Tuesday, 19 July 2016

Guest post: Social role of museums; new migrations, new challenges, by David Fleming

Photo taken from Twitter @IcomOfficiel

Quote from our MOOC (Massive Open Online Course):

“This course has opened my eyes. Never before thought of museums as being harbingers of change in anything.”

The same person wrote later:

“Yes, my opinion has changed and I’m much more convinced that museums have a positive role to play in achieving and enhancing social cohesion. I had been stuck in my ‘sixties experience of the passive museum, storing items for the mere sake of storage. Today they are put to use to make a positive difference in the world.”

“Recent years have seen an explosion of interest in the relationship between museums, human rights and social justice…The idea that museums can positively impact individuals’ lives and bring benefit to society at large is one that has taken hold and gained increasing consensus across museum practitioners and policymakers internationally. In 2014 the UK’s Museums Association launched Museums Change Lives – a new vision for the social impact of museums. They can enhance the wellbeing of individuals. They can create and contribute to better places in which people live, and they can inspire people and ideas. Recent years have seen the emergence of an activist museum practice, one that seeks to use the resources of the museum to contribute purposefully and actively towards a more fair and just society” (Richard Sandell, ibid).

Social Justice:

The term “social justice” is contested.  We all mean something slightly different when we use it, and a lot depends upon what country one is in and what political system one lives under.

Here are some American terms and definitions:

Social justice is…

Civil rights.
Protecting the poor people, the downtrodden, those who can’t help themselves.
The ability people have to realise their potential.
Here is a rule that I learned in my study of Communist societies…Social justice means left-wing equality…There is no social justice if there are rich and poor

The term crops up in variety of contexts, such as faith, health, economics, politics and the environment.
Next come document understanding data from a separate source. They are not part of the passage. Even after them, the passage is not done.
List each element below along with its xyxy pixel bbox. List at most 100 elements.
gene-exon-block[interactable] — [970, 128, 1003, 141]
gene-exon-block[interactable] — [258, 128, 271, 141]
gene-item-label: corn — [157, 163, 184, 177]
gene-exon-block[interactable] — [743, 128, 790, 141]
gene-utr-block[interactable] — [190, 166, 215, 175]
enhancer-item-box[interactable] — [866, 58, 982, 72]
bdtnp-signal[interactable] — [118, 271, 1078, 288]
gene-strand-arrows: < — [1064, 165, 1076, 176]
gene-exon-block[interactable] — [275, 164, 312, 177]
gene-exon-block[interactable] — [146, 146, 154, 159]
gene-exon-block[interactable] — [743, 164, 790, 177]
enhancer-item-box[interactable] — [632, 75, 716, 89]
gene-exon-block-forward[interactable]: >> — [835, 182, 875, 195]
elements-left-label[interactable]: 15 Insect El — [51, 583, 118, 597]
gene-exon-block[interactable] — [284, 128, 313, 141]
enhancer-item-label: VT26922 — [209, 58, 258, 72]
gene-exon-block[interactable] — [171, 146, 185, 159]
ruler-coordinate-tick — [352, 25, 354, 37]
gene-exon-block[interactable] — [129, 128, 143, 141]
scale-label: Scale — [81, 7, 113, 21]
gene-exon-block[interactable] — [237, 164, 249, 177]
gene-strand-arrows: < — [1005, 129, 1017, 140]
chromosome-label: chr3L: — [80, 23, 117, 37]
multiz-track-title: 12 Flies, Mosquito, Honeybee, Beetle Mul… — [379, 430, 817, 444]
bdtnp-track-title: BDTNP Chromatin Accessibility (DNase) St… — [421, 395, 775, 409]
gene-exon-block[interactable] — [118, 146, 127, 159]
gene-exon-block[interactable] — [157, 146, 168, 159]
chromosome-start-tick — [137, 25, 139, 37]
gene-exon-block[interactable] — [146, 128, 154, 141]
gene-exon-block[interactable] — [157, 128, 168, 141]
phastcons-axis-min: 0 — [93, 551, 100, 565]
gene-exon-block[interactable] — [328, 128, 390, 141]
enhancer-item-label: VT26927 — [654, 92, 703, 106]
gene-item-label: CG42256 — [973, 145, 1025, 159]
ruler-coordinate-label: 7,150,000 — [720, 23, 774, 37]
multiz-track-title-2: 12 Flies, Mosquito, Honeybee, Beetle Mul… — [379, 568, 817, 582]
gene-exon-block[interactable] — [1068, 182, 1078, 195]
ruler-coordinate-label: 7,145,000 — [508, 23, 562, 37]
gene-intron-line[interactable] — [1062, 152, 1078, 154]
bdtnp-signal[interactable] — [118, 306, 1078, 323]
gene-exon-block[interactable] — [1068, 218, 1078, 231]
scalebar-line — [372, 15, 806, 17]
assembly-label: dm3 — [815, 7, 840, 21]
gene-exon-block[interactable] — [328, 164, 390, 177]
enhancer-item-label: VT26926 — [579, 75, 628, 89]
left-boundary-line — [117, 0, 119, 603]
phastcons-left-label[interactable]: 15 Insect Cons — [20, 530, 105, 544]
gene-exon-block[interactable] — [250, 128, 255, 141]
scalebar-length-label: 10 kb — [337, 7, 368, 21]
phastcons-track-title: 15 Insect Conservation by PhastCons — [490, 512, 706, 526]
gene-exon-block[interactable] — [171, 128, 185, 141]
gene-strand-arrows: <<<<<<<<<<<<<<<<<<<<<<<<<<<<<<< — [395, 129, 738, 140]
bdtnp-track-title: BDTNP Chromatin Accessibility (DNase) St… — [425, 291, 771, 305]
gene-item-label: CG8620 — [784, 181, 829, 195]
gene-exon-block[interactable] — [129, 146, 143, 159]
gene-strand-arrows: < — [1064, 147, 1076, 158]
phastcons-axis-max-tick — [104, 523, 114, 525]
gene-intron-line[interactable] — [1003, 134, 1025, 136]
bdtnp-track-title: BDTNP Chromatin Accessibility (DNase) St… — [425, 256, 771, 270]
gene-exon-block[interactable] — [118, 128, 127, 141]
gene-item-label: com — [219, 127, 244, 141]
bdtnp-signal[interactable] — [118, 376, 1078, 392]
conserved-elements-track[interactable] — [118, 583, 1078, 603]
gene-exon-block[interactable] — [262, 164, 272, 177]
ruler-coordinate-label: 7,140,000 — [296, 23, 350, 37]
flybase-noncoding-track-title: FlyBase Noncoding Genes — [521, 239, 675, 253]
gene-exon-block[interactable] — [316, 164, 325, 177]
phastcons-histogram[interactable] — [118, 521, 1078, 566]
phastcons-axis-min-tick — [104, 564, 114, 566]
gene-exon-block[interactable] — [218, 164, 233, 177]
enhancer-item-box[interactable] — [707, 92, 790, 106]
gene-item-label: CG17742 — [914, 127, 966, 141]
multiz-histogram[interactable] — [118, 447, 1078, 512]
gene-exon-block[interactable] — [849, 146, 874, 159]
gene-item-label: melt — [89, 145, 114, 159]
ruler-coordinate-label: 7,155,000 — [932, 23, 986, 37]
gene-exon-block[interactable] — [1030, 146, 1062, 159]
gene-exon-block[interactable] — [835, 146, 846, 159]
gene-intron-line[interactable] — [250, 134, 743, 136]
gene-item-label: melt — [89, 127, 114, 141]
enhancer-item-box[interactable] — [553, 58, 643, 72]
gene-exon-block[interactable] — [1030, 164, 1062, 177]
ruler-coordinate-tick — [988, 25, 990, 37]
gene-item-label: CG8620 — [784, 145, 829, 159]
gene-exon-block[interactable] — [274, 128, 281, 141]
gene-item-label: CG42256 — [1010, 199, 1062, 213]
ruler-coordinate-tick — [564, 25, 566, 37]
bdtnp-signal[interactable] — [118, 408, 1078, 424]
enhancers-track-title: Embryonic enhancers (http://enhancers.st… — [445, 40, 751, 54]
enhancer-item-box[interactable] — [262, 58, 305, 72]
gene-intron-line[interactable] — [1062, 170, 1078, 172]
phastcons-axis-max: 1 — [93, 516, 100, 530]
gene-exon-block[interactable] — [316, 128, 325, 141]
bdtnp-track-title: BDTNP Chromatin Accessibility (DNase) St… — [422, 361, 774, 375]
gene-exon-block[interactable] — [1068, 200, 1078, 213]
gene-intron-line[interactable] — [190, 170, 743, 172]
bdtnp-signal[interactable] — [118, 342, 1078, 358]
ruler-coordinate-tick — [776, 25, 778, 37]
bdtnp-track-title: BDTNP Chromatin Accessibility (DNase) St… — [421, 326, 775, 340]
What do I mean when I use the term “social justice”? Two things, really:

·        Equality of access to what museums do – and how museums behave to create this;
·        Addressing social ills, perhaps even campaigning to right those ills.

It is important to remember that it depends where you are; social justice in a war-torn region might look very different from that in a peaceful western democracy, for example.

Social ills and campaigning:

What, and how? These are some examples - racism, homophobia, modern slavery: these ills are found in all nations around the world.

The International Slavery Museum, Liverpool, for example, is a campaigning museum that fights against racism and other human rights abuses such as people trafficking, through its exhibitions, debates, events.

There are other examples still, including post-conflict campaigning.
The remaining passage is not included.